Redskins Next? WashPost Sports Writer Demands End of NCAA Indian Mascots

January 27th, 2007 8:14 AM

The Washington Post is so liberal that even the sports writers are politically correct. In Saturday's Post, columnist Mike Wise stumped for the University of Illinois to dump their traditional Chief Illiniwek mascot. To a sports reader in D.C., it's quickly obvious that Wise is also sympathetic to making the Washington Redskins dump their moniker next.

Wise begins in the most propagandistic way, comparing oafs favoring the tradition declaring they're going to become racists and do violence to Indians with an Indian activist who fears for her life. He suggested this was the biggest issue going in college athletics:

We get all lathered up because college football does not have a playoff system. We produce talk shows about gender equity. We want our student athletes paid, as if that will somehow right another NCAA wrong.

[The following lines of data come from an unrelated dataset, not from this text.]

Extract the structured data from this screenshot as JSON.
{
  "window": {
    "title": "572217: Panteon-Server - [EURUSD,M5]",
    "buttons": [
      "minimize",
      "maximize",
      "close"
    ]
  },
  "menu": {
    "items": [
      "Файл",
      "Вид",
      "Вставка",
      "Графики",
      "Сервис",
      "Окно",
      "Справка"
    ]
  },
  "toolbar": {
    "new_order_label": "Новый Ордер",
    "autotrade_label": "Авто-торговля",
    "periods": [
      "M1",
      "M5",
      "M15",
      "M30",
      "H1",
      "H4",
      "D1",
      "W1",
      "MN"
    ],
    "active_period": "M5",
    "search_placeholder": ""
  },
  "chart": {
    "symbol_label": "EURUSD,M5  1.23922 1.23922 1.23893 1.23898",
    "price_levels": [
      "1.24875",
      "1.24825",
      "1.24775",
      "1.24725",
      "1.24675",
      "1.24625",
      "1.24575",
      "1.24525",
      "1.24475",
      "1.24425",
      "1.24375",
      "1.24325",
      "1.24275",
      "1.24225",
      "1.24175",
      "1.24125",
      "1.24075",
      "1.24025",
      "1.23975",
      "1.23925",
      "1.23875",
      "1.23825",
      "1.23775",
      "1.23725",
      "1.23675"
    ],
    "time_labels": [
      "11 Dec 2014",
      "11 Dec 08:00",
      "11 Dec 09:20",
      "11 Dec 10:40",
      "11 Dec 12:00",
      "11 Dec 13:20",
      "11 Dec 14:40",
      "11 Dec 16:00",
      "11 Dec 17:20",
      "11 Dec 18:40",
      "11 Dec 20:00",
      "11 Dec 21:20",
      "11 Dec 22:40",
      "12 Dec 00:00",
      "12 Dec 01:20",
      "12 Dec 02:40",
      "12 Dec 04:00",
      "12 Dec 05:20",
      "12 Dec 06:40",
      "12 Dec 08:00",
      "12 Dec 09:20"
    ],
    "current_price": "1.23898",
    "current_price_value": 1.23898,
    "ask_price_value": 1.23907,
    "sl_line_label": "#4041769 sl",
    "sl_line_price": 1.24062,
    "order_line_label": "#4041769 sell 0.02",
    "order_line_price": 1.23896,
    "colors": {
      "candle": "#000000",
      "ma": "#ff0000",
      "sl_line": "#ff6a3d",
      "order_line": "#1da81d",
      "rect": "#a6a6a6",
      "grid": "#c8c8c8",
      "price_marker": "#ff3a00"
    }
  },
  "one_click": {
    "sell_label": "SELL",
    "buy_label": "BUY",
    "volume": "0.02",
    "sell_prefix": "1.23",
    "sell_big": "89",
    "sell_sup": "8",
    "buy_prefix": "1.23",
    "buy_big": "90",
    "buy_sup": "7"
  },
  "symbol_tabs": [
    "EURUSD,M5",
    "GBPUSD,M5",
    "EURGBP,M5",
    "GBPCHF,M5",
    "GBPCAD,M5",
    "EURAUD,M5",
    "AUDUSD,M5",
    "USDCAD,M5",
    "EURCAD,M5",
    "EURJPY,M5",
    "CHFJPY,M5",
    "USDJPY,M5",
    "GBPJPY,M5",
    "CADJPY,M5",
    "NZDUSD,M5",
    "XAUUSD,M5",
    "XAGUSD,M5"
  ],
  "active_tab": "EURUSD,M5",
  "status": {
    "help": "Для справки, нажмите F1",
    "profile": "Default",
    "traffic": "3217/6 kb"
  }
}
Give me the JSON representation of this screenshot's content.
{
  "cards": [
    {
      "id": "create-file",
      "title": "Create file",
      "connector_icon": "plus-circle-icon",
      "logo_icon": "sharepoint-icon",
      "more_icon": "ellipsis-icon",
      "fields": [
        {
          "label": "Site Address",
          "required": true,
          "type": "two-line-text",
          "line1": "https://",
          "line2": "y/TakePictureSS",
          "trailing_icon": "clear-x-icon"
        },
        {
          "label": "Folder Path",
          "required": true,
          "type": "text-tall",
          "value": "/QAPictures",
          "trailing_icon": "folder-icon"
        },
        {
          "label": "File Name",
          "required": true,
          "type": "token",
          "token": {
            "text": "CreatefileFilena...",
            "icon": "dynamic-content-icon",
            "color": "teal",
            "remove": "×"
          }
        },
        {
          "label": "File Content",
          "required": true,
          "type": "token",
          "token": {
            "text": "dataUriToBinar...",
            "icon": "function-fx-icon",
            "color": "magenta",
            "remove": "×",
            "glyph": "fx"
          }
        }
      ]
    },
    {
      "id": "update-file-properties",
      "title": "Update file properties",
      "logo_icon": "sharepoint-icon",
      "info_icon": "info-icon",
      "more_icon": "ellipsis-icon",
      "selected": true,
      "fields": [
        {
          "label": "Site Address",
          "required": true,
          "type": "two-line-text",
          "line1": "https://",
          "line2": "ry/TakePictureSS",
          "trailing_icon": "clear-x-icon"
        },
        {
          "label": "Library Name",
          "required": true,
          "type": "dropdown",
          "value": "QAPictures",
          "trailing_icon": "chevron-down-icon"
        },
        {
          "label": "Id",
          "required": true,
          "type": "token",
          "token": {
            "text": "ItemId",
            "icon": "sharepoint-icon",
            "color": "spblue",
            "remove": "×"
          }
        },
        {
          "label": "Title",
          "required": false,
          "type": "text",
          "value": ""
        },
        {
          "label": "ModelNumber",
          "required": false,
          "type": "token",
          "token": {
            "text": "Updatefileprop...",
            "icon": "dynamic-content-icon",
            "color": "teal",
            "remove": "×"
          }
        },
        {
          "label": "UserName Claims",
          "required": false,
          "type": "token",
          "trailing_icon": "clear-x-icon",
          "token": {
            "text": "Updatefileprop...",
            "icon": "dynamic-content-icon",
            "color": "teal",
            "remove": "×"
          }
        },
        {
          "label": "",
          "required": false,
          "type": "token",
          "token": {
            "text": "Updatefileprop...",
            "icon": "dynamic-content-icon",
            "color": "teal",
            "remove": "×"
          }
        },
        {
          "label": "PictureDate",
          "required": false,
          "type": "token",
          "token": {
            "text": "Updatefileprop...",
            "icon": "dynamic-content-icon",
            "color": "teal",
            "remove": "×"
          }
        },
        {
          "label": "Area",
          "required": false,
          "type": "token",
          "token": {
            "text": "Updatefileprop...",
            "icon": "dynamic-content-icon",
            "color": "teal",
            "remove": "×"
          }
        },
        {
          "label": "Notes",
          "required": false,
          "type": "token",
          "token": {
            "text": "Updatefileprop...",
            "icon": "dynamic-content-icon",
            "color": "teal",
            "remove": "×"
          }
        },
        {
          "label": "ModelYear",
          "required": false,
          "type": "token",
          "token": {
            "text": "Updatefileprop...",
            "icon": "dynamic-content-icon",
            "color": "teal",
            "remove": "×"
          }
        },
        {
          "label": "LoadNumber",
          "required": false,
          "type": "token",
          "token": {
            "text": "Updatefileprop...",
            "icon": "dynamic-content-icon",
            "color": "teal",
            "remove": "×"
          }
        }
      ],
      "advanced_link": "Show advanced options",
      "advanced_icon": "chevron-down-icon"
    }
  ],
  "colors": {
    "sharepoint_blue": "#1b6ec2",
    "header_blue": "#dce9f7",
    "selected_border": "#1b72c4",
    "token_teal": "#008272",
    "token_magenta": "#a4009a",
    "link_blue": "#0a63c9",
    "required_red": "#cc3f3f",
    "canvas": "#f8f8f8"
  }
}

Yet when we come across the most serious and offensive issue on campus -- a hurtful reminder to a people of their grave mistreatment, a blatant misappropriation of their religious and spiritual practices -- we go into denial. A woman is physically threatened by a Neanderthal kid and we want to rail about the BCS again.

It's not much of a stretch, then, for Wise to suggest that if university administrators don't cry uncle to his wishes, they're in favor of any violence that may occur:

By refusing to retire the mascot, at some level the university's Board of Trustees tacitly condones the backlash on campus. Part of the message it sends students is that it's okay for them to feel persecuted for their belief in racial stereotyping. The subtext in keeping the Chief amounts to a code of acceptance.

The good news is that enough critical mass has formed to have the fake Indian eradicated.

Let's be clear: You can't use one ethnicity as a symbol and at the same time expect every student to be treated in an equal manner.

Wise thinks the Chief is dead, and relishes the idea that Republican congressmen who were objecting, among them Speaker Dennis Hastert of Illinois and Congressman Tim Johnson, a moderate Republican who represents the Champaign-Urbana area, aren't in the majority any more.